I think my reaction to that Sparks game says as much about me as it does about the league, which even now in its twenty-second year hosts less than half of an NBA crowd at any given game. I don’t want to boil it down to a “stadium half full” kind of thing, but it’s curious how I let public approval make such an impact on my ambition, even at that age. Or, maybe it’s not curious. Maybe that’s just what happens to most people who don’t see themselves positively reflected in this world. 

That day, that crowd confirmed all the doubts accumulated in my years of sports’ competition and consumption. How my basketball games were always slated before, never after, boys’. How I was almost always picked second to my male peers. How my coaches were always men. How I had never seen anyone besides men do any of this on TV before now. Even the WNBA’s catch phrase—”We Got Next”—fed into this inferiority, of being second and never first. Here I was supposed to be with my people—people who believed in women as athletes, people who paid to see something new. But instead, I was stuck on all these empty seats, folded into themselves as if reserved for something else. 

My athletic ambition suddenly felt small, even foolish. It’s not just that I couldn’t imagine myself in that space, playing for the WNBA, but I didn’t know if I wanted to anymore. Whereas other girls grew up to pursue a professional career, to play in the league regardless of its lack of popularity—I continued to wrestle with my competitive drive for years, even after quitting the basketball team as a junior in high school. 

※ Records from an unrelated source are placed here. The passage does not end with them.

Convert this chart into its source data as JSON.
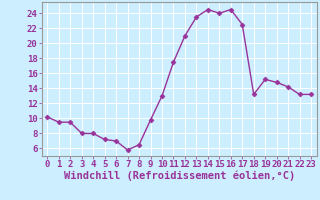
{
  "x": [
    0,
    1,
    2,
    3,
    4,
    5,
    6,
    7,
    8,
    9,
    10,
    11,
    12,
    13,
    14,
    15,
    16,
    17,
    18,
    19,
    20,
    21,
    22,
    23
  ],
  "y": [
    10.2,
    9.5,
    9.5,
    8.0,
    8.0,
    7.2,
    7.0,
    5.8,
    6.5,
    9.8,
    13.0,
    17.5,
    21.0,
    23.5,
    24.5,
    24.0,
    24.5,
    22.5,
    13.2,
    15.2,
    14.8,
    14.2,
    13.2,
    13.2
  ],
  "line_color": "#993399",
  "marker": "D",
  "marker_size": 2.5,
  "bg_color": "#cceeff",
  "grid_color": "#aaddcc",
  "xlabel": "Windchill (Refroidissement éolien,°C)",
  "xlabel_color": "#993399",
  "tick_color": "#993399",
  "spine_color": "#999999",
  "xlim": [
    -0.5,
    23.5
  ],
  "ylim": [
    5.0,
    25.5
  ],
  "yticks": [
    6,
    8,
    10,
    12,
    14,
    16,
    18,
    20,
    22,
    24
  ],
  "xticks": [
    0,
    1,
    2,
    3,
    4,
    5,
    6,
    7,
    8,
    9,
    10,
    11,
    12,
    13,
    14,
    15,
    16,
    17,
    18,
    19,
    20,
    21,
    22,
    23
  ],
  "tick_fontsize": 6.5,
  "xlabel_fontsize": 7.5,
  "linewidth": 1.0
}
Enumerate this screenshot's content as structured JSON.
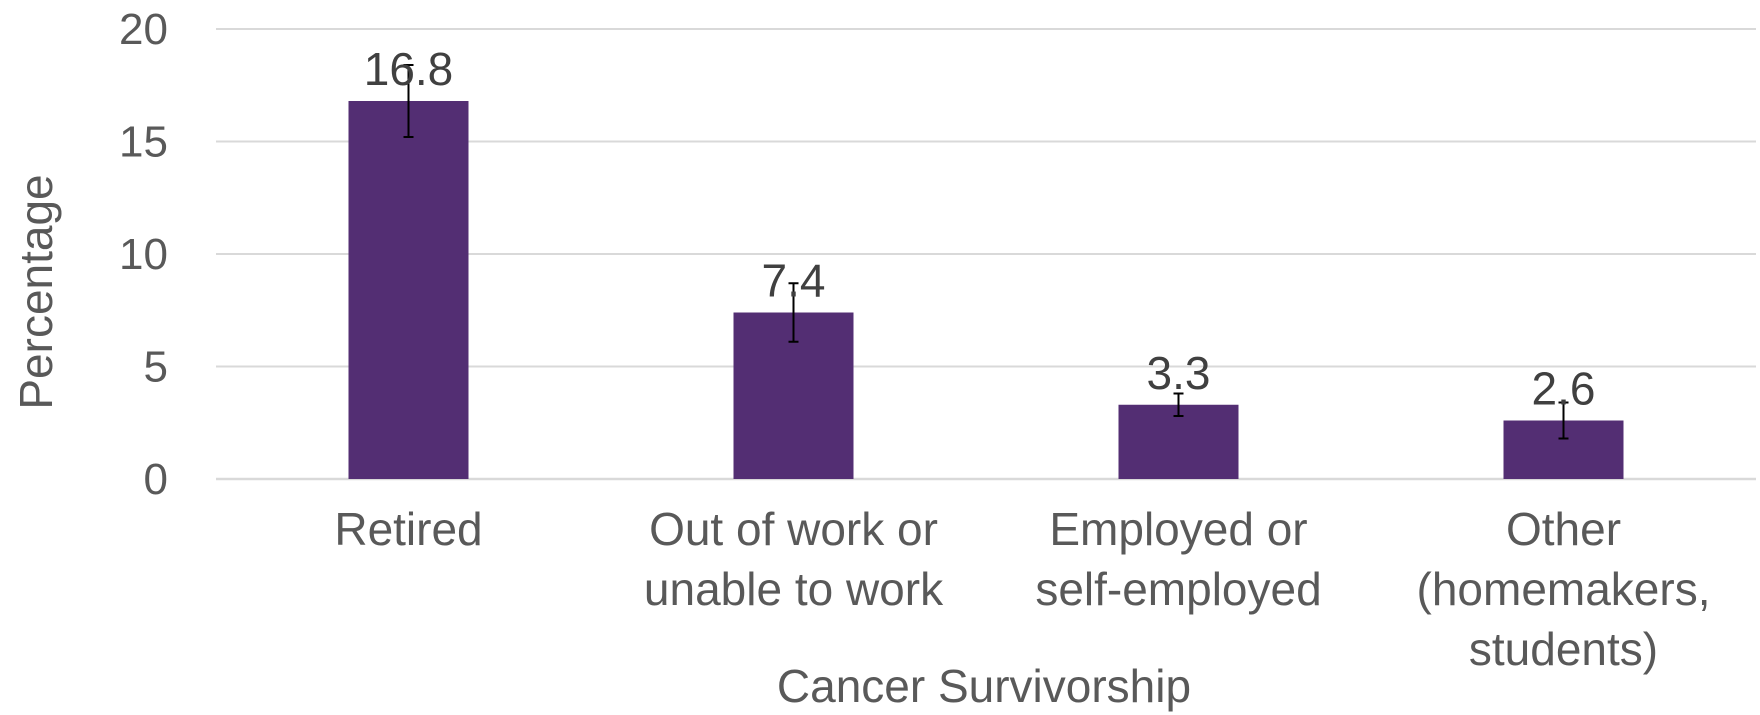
{
  "chart_data": {
    "type": "bar",
    "categories": [
      [
        "Retired"
      ],
      [
        "Out of work or",
        "unable to work"
      ],
      [
        "Employed or",
        "self-employed"
      ],
      [
        "Other",
        "(homemakers,",
        "students)"
      ]
    ],
    "values": [
      16.8,
      7.4,
      3.3,
      2.6
    ],
    "data_labels": [
      "16.8",
      "7.4",
      "3.3",
      "2.6"
    ],
    "error_bars": [
      {
        "low": 15.2,
        "high": 18.4
      },
      {
        "low": 6.1,
        "high": 8.7
      },
      {
        "low": 2.8,
        "high": 3.8
      },
      {
        "low": 1.8,
        "high": 3.4
      }
    ],
    "xlabel": "Cancer Survivorship",
    "ylabel": "Percentage",
    "ylim": [
      0,
      20
    ],
    "yticks": [
      "0",
      "5",
      "10",
      "15",
      "20"
    ],
    "grid": true,
    "legend": "none",
    "bar_color": "#532e73"
  }
}
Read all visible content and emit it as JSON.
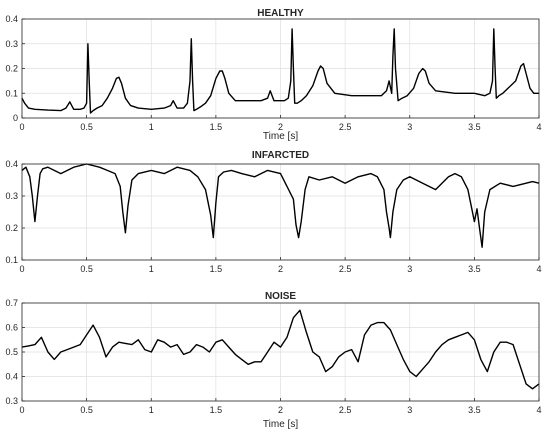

It was hard for me in high school, where I chose to remain on the frosh-soph and then JV teams as an underclassman instead of sitting bench on varsity. I never played for varsity, something that consumed my dreams for about ten years after. I always preferred to be a big fish in a small pond, to be important. To be on the court with my peers—to be the best, yes, but to not be lonely. I had seen the pinnacle of this thing I loved, and it was lonely. Why give up camaraderie just to push myself one step closer to that forlorn pinnacle? In a lot of ways, this kind of fear would become a road map for how I moved through many of the thresholds faced later in life: which college to attend, what jobs to pursue, what journals to publish in—even my sexuality. It took me until my late twenties to embrace my queerness, to share that love with my family and friends. I was afraid of rejection, of being the other, of being outside of their imaginations. 

That tension still exists within me now, more often than I’d like to admit. It’s been hard for me to go after what I really want in life, to push myself to that lonesome place where strength is tested, doubts suffered. And while it’s not quite like being in a stadium half-empty, I wonder if it’s any different.